Die Erkennung der Krankheit wird durch das Auftreten von Symptomen nach häufigen Atemwegserkrankungen und Augenbeschwerden erschwert, daher ist es wichtig, bei ähnlichen Symptomen einen Augenarzt zu konsultieren.

Diabetische Retinopathie: Was passiert mit den Augen

Bei diabetischer Retinopathie werden die Blutgefäße der Netzhaut des Auges beschädigt, die Sauerstoff und Nährstoffe in das Augengewebe gelangen. Dies liegt an einem hohen Blutzuckerspiegel, der dazu führt, dass die Gefäße allmählich blockiert und beschädigt werden.

Anzeichen einer diabetischen Retinopathie können sein:

  • Das Auftreten von flammenden Punkten oder Fliegen vor den Augen.
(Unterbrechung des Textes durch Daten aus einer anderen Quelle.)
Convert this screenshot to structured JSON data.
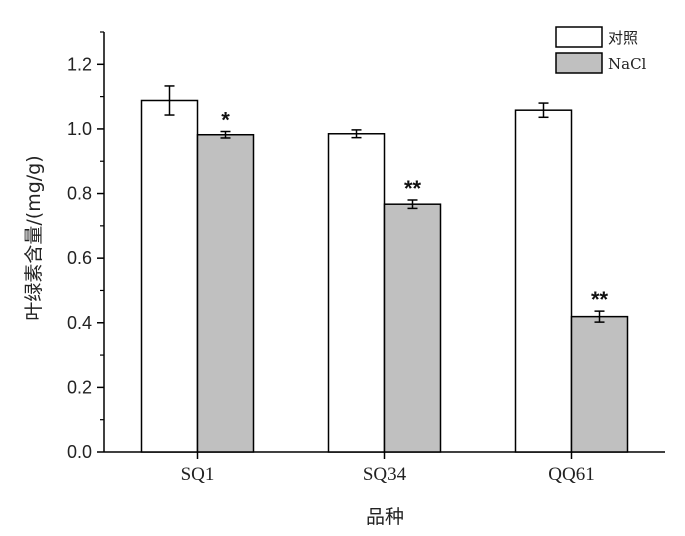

Dies kann auf eine Blutung im Auge hinweisen.
  • Verschwommenheit und Verlust des Sehvermögens. Dies geschieht als Folge von Schäden an der Netzhaut und ihren Geweben.
  • Das Auftreten neuer Blutgefäße am Augenboden. Dies ist ein Zeichen für ein fortgeschrittenes Stadium der diabetischen Retinopathie und erfordert eine sofortige Behandlung.
  • Verzerrung oder Krümmung des zentralen Teils des Sehvermögens. Dies kann auf die Entwicklung einer Makulablösung hinweisen, die eine ernsthafte Komplikation der diabetischen Retinopathie darstellt.

Es ist wichtig zu wissen, dass diabetische Retinopathie in den frühen Stadien symptomfrei sein kann, daher ist eine regelmäßige Augenuntersuchung durch einen Spezialisten für die Erkennung und Kontrolle dieser Krankheit von entscheidender Bedeutung.

Die Behandlung der diabetischen Retinopathie kann eine medikamentöse Therapie, eine Laseroperation und Injektionen von Medikamenten direkt in das Auge umfassen. In einigen Fällen kann eine Operation erforderlich sein.

Um die Entwicklung einer diabetischen Retinopathie zu verhindern und das Sehvermögen zu erhalten, ist es wichtig, den Blutzuckerspiegel zu überwachen, die Glukose regelmäßig zu überwachen und regelmäßige Augenuntersuchungen von einem Spezialisten durchzuführen.